Collects factors of expr that carry a superficially negative
exponent, inverted; returns 1 when no such factors exist.
Examples¶
All examples below are verified against the current Mathilda build.
In[1]:= Denominator[(x-1)(x-2)/(x-3)^2]
Out[1]= (-3 + x)^2
In[2]:= Denominator[3/7 + I/11]
Out[2]= 77
Implementation notes¶
builtin_denominator calls extract_num_den and returns the denominator part (freeing the numerator). extract_num_den recognises Rational[n, d] (returns d); Complex (clears to a common integer denominator); Power[b, e]/Exp[e] with a superficially-negative exponent or a Plus exponent split into positive/negative pieces (the negative-exponent base becomes the denominator); and Times, which recurses into each factor and multiplies the collected denominators.
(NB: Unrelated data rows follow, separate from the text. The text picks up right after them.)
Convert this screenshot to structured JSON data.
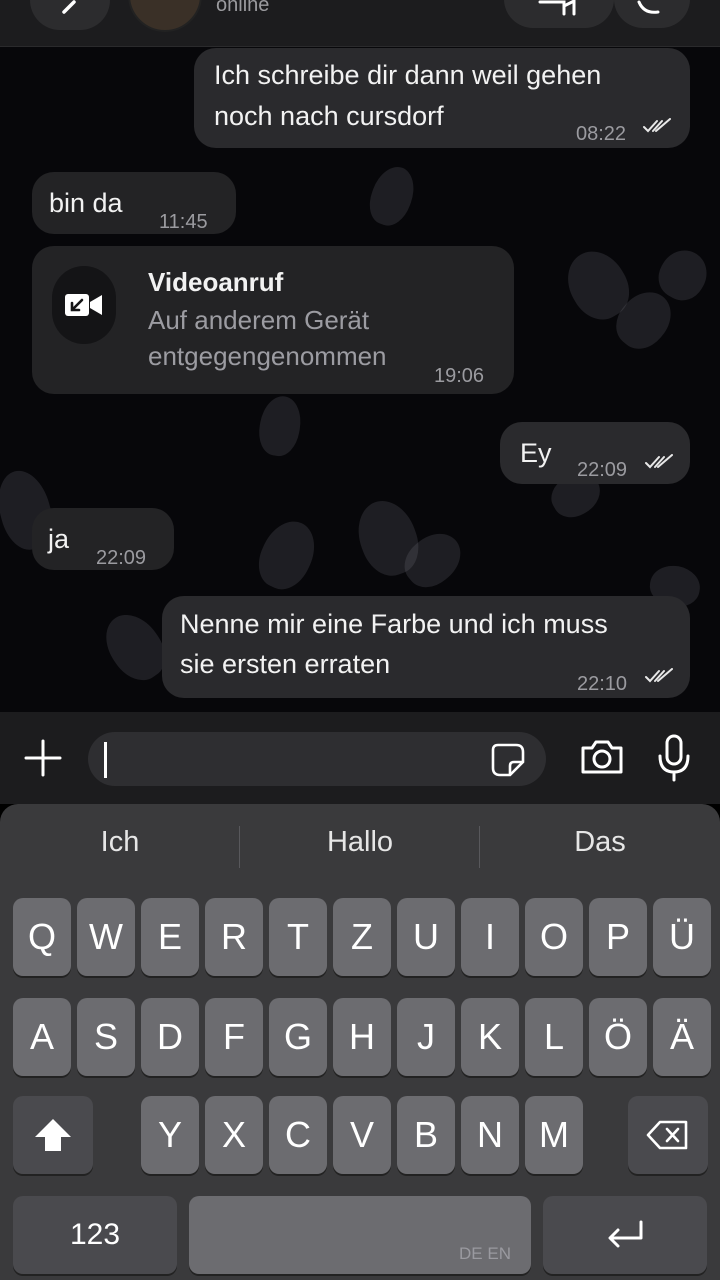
{
  "header": {
    "status": "online"
  },
  "messages": [
    {
      "direction": "out",
      "text1": "Ich schreibe dir dann weil gehen",
      "text2": "noch nach cursdorf",
      "time": "08:22"
    },
    {
      "direction": "in",
      "text1": "bin da",
      "time": "11:45"
    },
    {
      "direction": "in",
      "type": "call",
      "title": "Videoanruf",
      "subtitle1": "Auf anderem Gerät",
      "subtitle2": "entgegengenommen",
      "time": "19:06"
    },
    {
      "direction": "out",
      "text1": "Ey",
      "time": "22:09"
    },
    {
      "direction": "in",
      "text1": "ja",
      "time": "22:09"
    },
    {
      "direction": "out",
      "text1": "Nenne mir eine Farbe und ich muss",
      "text2": "sie ersten erraten",
      "time": "22:10"
    }
  ],
  "input": {
    "value": "",
    "placeholder": ""
  },
  "icons": {
    "attach": "plus-icon",
    "sticker": "sticker-icon",
    "camera": "camera-icon",
    "mic": "microphone-icon",
    "call": "video-call-icon"
  },
  "keyboard": {
    "suggestions": [
      "Ich",
      "Hallo",
      "Das"
    ],
    "row1": [
      "Q",
      "W",
      "E",
      "R",
      "T",
      "Z",
      "U",
      "I",
      "O",
      "P",
      "Ü"
    ],
    "row2": [
      "A",
      "S",
      "D",
      "F",
      "G",
      "H",
      "J",
      "K",
      "L",
      "Ö",
      "Ä"
    ],
    "row3": [
      "Y",
      "X",
      "C",
      "V",
      "B",
      "N",
      "M"
    ],
    "numbers_label": "123",
    "language_label": "DE EN"
  },
  "colors": {
    "chat_background": "#07070a",
    "bubble_out": "#2a2a2d",
    "bubble_in": "#232325",
    "keyboard_background": "#3a3a3c",
    "key": "#6c6c70"
  }
}
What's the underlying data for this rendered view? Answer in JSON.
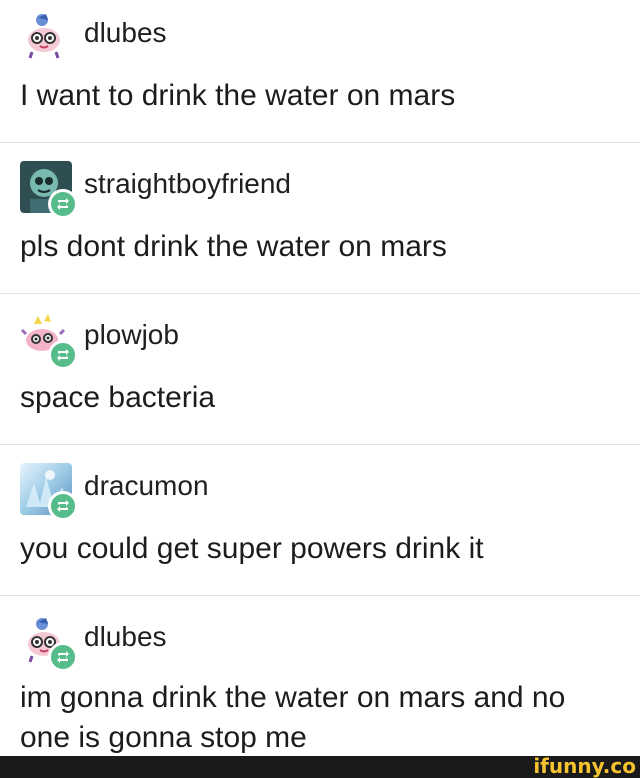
{
  "posts": [
    {
      "username": "dlubes",
      "text": "I want to drink the water on mars",
      "reblogged": false
    },
    {
      "username": "straightboyfriend",
      "text": "pls dont drink the water on mars",
      "reblogged": true
    },
    {
      "username": "plowjob",
      "text": "space bacteria",
      "reblogged": true
    },
    {
      "username": "dracumon",
      "text": "you could get super powers drink it",
      "reblogged": true
    },
    {
      "username": "dlubes",
      "text": "im gonna drink the water on mars and no one is gonna stop me",
      "reblogged": true
    }
  ],
  "watermark": "ifunny.co",
  "colors": {
    "reblog_badge": "#56bc8a",
    "watermark": "#f7c32e",
    "footer_bar": "#1a1a1a"
  }
}
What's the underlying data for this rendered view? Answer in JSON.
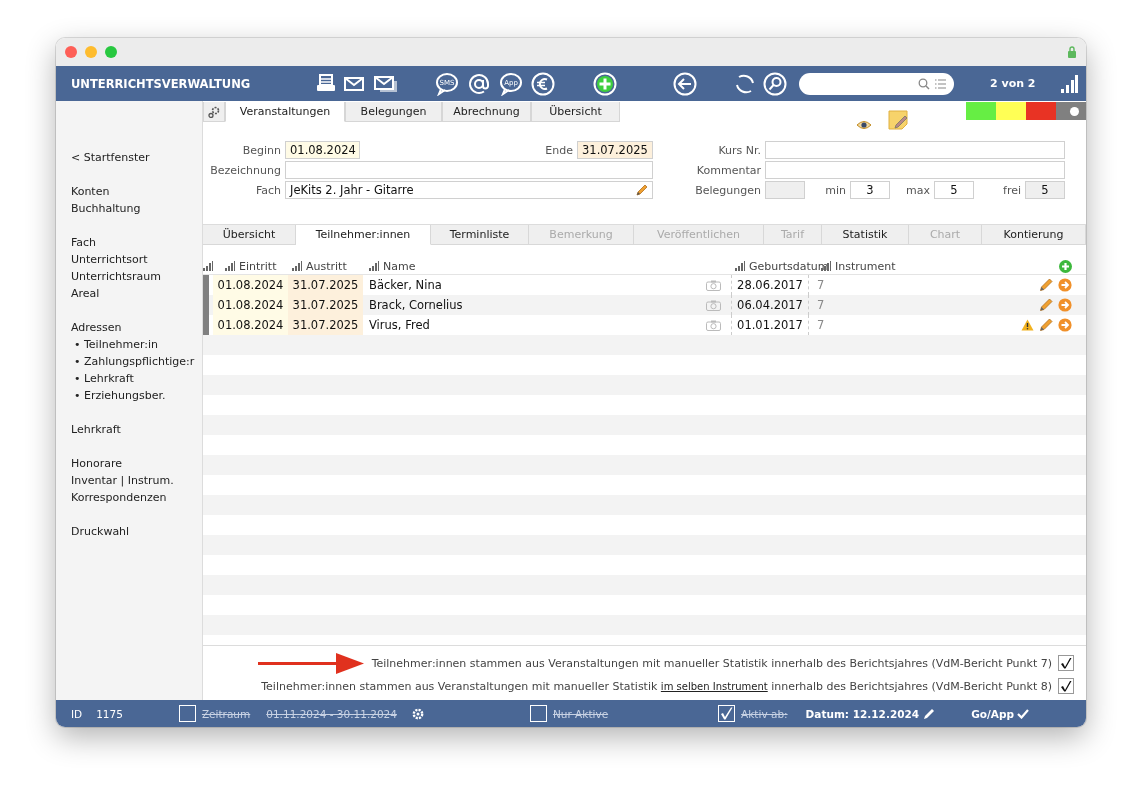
{
  "window": {
    "title": "UNTERRICHTSVERWALTUNG"
  },
  "toolbar": {
    "sms_text": "SMS",
    "app_text": "App",
    "record_counter": "2 von 2"
  },
  "sidebar": {
    "groups": [
      [
        "< Startfenster"
      ],
      [
        "Konten",
        "Buchhaltung"
      ],
      [
        "Fach",
        "Unterrichtsort",
        "Unterrichtsraum",
        "Areal"
      ],
      [
        "Adressen",
        "• Teilnehmer:in",
        "• Zahlungspflichtige:r",
        "• Lehrkraft",
        "• Erziehungsber."
      ],
      [
        "Lehrkraft"
      ],
      [
        "Honorare",
        "Inventar | Instrum.",
        "Korrespondenzen"
      ],
      [
        "Druckwahl"
      ]
    ]
  },
  "top_tabs": [
    {
      "label": "Veranstaltungen",
      "selected": true
    },
    {
      "label": "Belegungen",
      "selected": false
    },
    {
      "label": "Abrechnung",
      "selected": false
    },
    {
      "label": "Übersicht",
      "selected": false
    }
  ],
  "swatches": [
    {
      "color": "#66ee44",
      "kind": "plain"
    },
    {
      "color": "#ffff55",
      "kind": "plain"
    },
    {
      "color": "#e83324",
      "kind": "plain"
    },
    {
      "color": "#808080",
      "kind": "dot"
    }
  ],
  "form": {
    "beginn": {
      "label": "Beginn",
      "value": "01.08.2024",
      "kind": "start"
    },
    "ende": {
      "label": "Ende",
      "value": "31.07.2025",
      "kind": "end"
    },
    "bezeichnung": {
      "label": "Bezeichnung"
    },
    "fach": {
      "label": "Fach",
      "value": "JeKits 2. Jahr - Gitarre"
    },
    "kurs_nr": {
      "label": "Kurs Nr."
    },
    "kommentar": {
      "label": "Kommentar"
    },
    "belegungen": {
      "label": "Belegungen",
      "kind": "readonly"
    },
    "min": {
      "label": "min",
      "value": "3"
    },
    "max": {
      "label": "max",
      "value": "5"
    },
    "frei": {
      "label": "frei",
      "value": "5",
      "kind": "readonly"
    }
  },
  "subtabs": [
    {
      "label": "Übersicht",
      "selected": false,
      "disabled": false
    },
    {
      "label": "Teilnehmer:innen",
      "selected": true,
      "disabled": false
    },
    {
      "label": "Terminliste",
      "selected": false,
      "disabled": false
    },
    {
      "label": "Bemerkung",
      "selected": false,
      "disabled": true
    },
    {
      "label": "Veröffentlichen",
      "selected": false,
      "disabled": true
    },
    {
      "label": "Tarif",
      "selected": false,
      "disabled": true
    },
    {
      "label": "Statistik",
      "selected": false,
      "disabled": false
    },
    {
      "label": "Chart",
      "selected": false,
      "disabled": true
    },
    {
      "label": "Kontierung",
      "selected": false,
      "disabled": false
    }
  ],
  "table": {
    "columns": [
      "Eintritt",
      "Austritt",
      "Name",
      "Geburtsdatum",
      "Instrument"
    ],
    "rows": [
      {
        "eintritt": "01.08.2024",
        "austritt": "31.07.2025",
        "name": "Bäcker, Nina",
        "geburtsdatum": "28.06.2017",
        "column_5": "7",
        "warning": false
      },
      {
        "eintritt": "01.08.2024",
        "austritt": "31.07.2025",
        "name": "Brack, Cornelius",
        "geburtsdatum": "06.04.2017",
        "column_5": "7",
        "warning": false
      },
      {
        "eintritt": "01.08.2024",
        "austritt": "31.07.2025",
        "name": "Virus, Fred",
        "geburtsdatum": "01.01.2017",
        "column_5": "7",
        "warning": true
      }
    ]
  },
  "notes": [
    {
      "text": "Teilnehmer:innen stammen aus Veranstaltungen mit manueller Statistik innerhalb des Berichtsjahres (VdM-Bericht Punkt 7)",
      "arrow": true,
      "checked": true
    },
    {
      "text": "Teilnehmer:innen stammen aus Veranstaltungen mit manueller Statistik",
      "link": "im selben Instrument",
      "text_after": "innerhalb des Berichtsjahres (VdM-Bericht Punkt 8)",
      "arrow": false,
      "checked": true
    }
  ],
  "footer": {
    "id_label": "ID",
    "id": "1175",
    "period": {
      "label": "Zeitraum",
      "range": "01.11.2024 - 30.11.2024",
      "checked": false,
      "struck": true
    },
    "only_active": {
      "label": "Nur Aktive",
      "checked": false,
      "struck": true
    },
    "active_from": {
      "label": "Aktiv ab:",
      "checked": true,
      "struck": true
    },
    "date": "Datum: 12.12.2024",
    "go": "Go/App"
  }
}
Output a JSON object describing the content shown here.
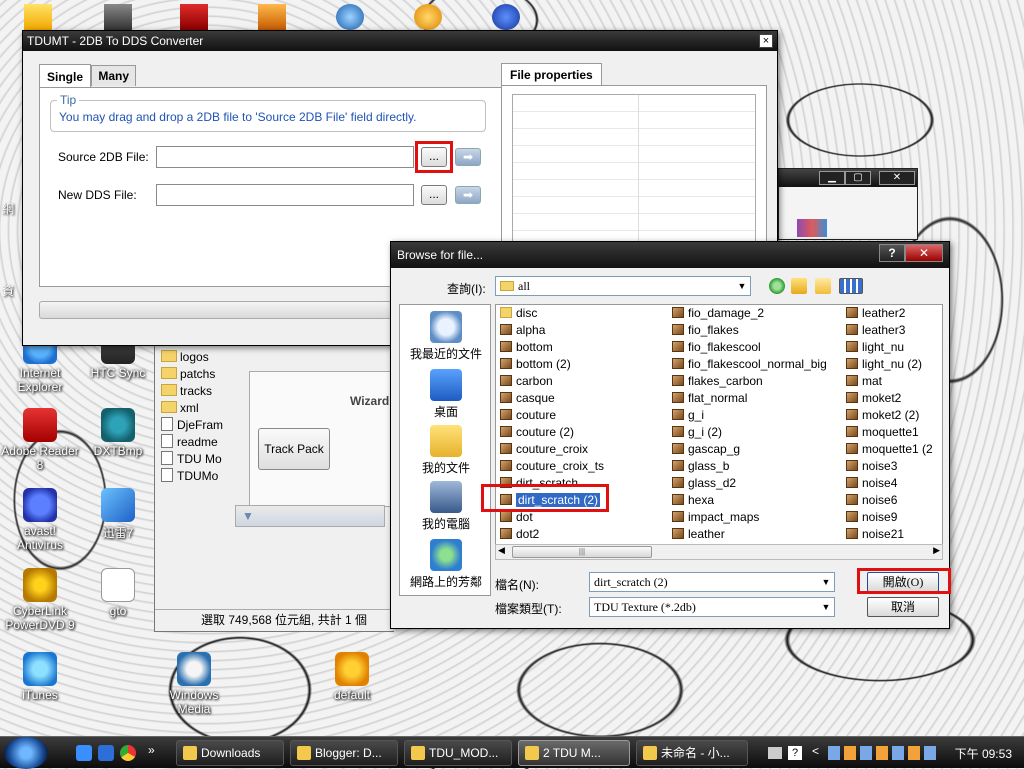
{
  "desktop": {
    "icons_left": [
      {
        "label": "Internet Explorer",
        "icon": "ie-icon"
      },
      {
        "label": "HTC Sync",
        "icon": "htc-sync-icon"
      },
      {
        "label": "Adobe Reader 8",
        "icon": "adobe-reader-icon"
      },
      {
        "label": "DXTBmp",
        "icon": "dxtbmp-icon"
      },
      {
        "label": "avast! Antivirus",
        "icon": "avast-icon"
      },
      {
        "label": "迅雷7",
        "icon": "thunder-icon"
      },
      {
        "label": "CyberLink PowerDVD 9",
        "icon": "powerdvd-icon"
      },
      {
        "label": "gto",
        "icon": "text-file-icon"
      },
      {
        "label": "iTunes",
        "icon": "itunes-icon"
      },
      {
        "label": "Windows Media",
        "icon": "wmp-icon"
      },
      {
        "label": "default",
        "icon": "dat-file-icon"
      }
    ],
    "edge_labels": [
      "網",
      "資"
    ]
  },
  "tdumt": {
    "title": "TDUMT - 2DB To DDS Converter",
    "close": "×",
    "tabs": [
      "Single",
      "Many"
    ],
    "tip_legend": "Tip",
    "tip_text": "You may drag and drop a 2DB file to 'Source 2DB File' field directly.",
    "source_label": "Source 2DB File:",
    "dds_label": "New DDS File:",
    "browse_label": "...",
    "go_label": "➡",
    "file_properties_tab": "File properties"
  },
  "behind": {
    "tree": [
      {
        "type": "folder",
        "label": "logos"
      },
      {
        "type": "folder",
        "label": "patchs"
      },
      {
        "type": "folder",
        "label": "tracks"
      },
      {
        "type": "folder",
        "label": "xml"
      },
      {
        "type": "doc",
        "label": "DjeFram"
      },
      {
        "type": "doc",
        "label": "readme"
      },
      {
        "type": "doc",
        "label": "TDU Mo"
      },
      {
        "type": "doc",
        "label": "TDUMo"
      }
    ],
    "wizard_title": "Wizard",
    "track_pack": "Track Pack",
    "status": "選取 749,568 位元組, 共計 1 個"
  },
  "browse": {
    "title": "Browse for file...",
    "help": "?",
    "close": "✕",
    "lookin_label": "查詢(I):",
    "lookin_value": "all",
    "places": [
      {
        "label": "我最近的文件",
        "icon": "recent-docs-icon"
      },
      {
        "label": "桌面",
        "icon": "desktop-icon"
      },
      {
        "label": "我的文件",
        "icon": "my-documents-icon"
      },
      {
        "label": "我的電腦",
        "icon": "my-computer-icon"
      },
      {
        "label": "網路上的芳鄰",
        "icon": "network-places-icon"
      }
    ],
    "col1": [
      {
        "name": "disc",
        "type": "folder"
      },
      {
        "name": "alpha",
        "type": "tex"
      },
      {
        "name": "bottom",
        "type": "tex"
      },
      {
        "name": "bottom  (2)",
        "type": "tex"
      },
      {
        "name": "carbon",
        "type": "tex"
      },
      {
        "name": "casque",
        "type": "tex"
      },
      {
        "name": "couture",
        "type": "tex"
      },
      {
        "name": "couture  (2)",
        "type": "tex"
      },
      {
        "name": "couture_croix",
        "type": "tex"
      },
      {
        "name": "couture_croix_ts",
        "type": "tex"
      },
      {
        "name": "dirt_scratch",
        "type": "tex"
      },
      {
        "name": "dirt_scratch  (2)",
        "type": "tex",
        "selected": true
      },
      {
        "name": "dot",
        "type": "tex"
      },
      {
        "name": "dot2",
        "type": "tex"
      }
    ],
    "col2": [
      {
        "name": "fio_damage_2",
        "type": "tex"
      },
      {
        "name": "fio_flakes",
        "type": "tex"
      },
      {
        "name": "fio_flakescool",
        "type": "tex"
      },
      {
        "name": "fio_flakescool_normal_big",
        "type": "tex"
      },
      {
        "name": "flakes_carbon",
        "type": "tex"
      },
      {
        "name": "flat_normal",
        "type": "tex"
      },
      {
        "name": "g_i",
        "type": "tex"
      },
      {
        "name": "g_i  (2)",
        "type": "tex"
      },
      {
        "name": "gascap_g",
        "type": "tex"
      },
      {
        "name": "glass_b",
        "type": "tex"
      },
      {
        "name": "glass_d2",
        "type": "tex"
      },
      {
        "name": "hexa",
        "type": "tex"
      },
      {
        "name": "impact_maps",
        "type": "tex"
      },
      {
        "name": "leather",
        "type": "tex"
      }
    ],
    "col3": [
      {
        "name": "leather2",
        "type": "tex"
      },
      {
        "name": "leather3",
        "type": "tex"
      },
      {
        "name": "light_nu",
        "type": "tex"
      },
      {
        "name": "light_nu  (2)",
        "type": "tex"
      },
      {
        "name": "mat",
        "type": "tex"
      },
      {
        "name": "moket2",
        "type": "tex"
      },
      {
        "name": "moket2  (2)",
        "type": "tex"
      },
      {
        "name": "moquette1",
        "type": "tex"
      },
      {
        "name": "moquette1  (2",
        "type": "tex"
      },
      {
        "name": "noise3",
        "type": "tex"
      },
      {
        "name": "noise4",
        "type": "tex"
      },
      {
        "name": "noise6",
        "type": "tex"
      },
      {
        "name": "noise9",
        "type": "tex"
      },
      {
        "name": "noise21",
        "type": "tex"
      }
    ],
    "filename_label": "檔名(N):",
    "filename_value": "dirt_scratch (2)",
    "filetype_label": "檔案類型(T):",
    "filetype_value": "TDU Texture (*.2db)",
    "open_button": "開啟(O)",
    "cancel_button": "取消"
  },
  "taskbar": {
    "buttons": [
      {
        "label": "Downloads",
        "active": false
      },
      {
        "label": "Blogger: D...",
        "active": false
      },
      {
        "label": "TDU_MOD...",
        "active": false
      },
      {
        "label": "2 TDU  M...",
        "active": true
      },
      {
        "label": "未命名 - 小...",
        "active": false
      }
    ],
    "more": "»",
    "clock": "下午 09:53"
  },
  "colors": {
    "highlight": "#e01010",
    "selection": "#316ac5",
    "tip_text": "#1f53b5"
  }
}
A factor with no denominator contributes 1. Numerator in the same file is the symmetric accessor.
Protected,Listable.- Picks out terms which have superficially negative exponents.
- Can be used on rational and complex numbers.
Attributes: Listable, Protected.
Implementation status¶
Stable — documented, exercised by the test suite and/or worked examples, with no known limitations recorded.
References¶
- Geddes, Czapor & Labahn, "Algorithms for Computer Algebra" (1992), on rational normal forms.
- Source:
src/rat.c - Specification:
docs/spec/builtins/algebra.md
Notes & additional examples¶
Worked examples¶
Notes¶
Denominator returns the bottom of the structural rational form. Rational constants
are reduced first, so Denominator[6/8] = 4. A non-fractional expression such as
an integer has denominator 1. For symbolic quotients it returns the literal
denominator, e.g. -1 + x for (x+1)/(x-1). Because Mathilda does not implicitly
Together a sum, Denominator[a/b + c/d] returns 1 (the expression is a Plus
with no overall denominator); call Together first to obtain b d.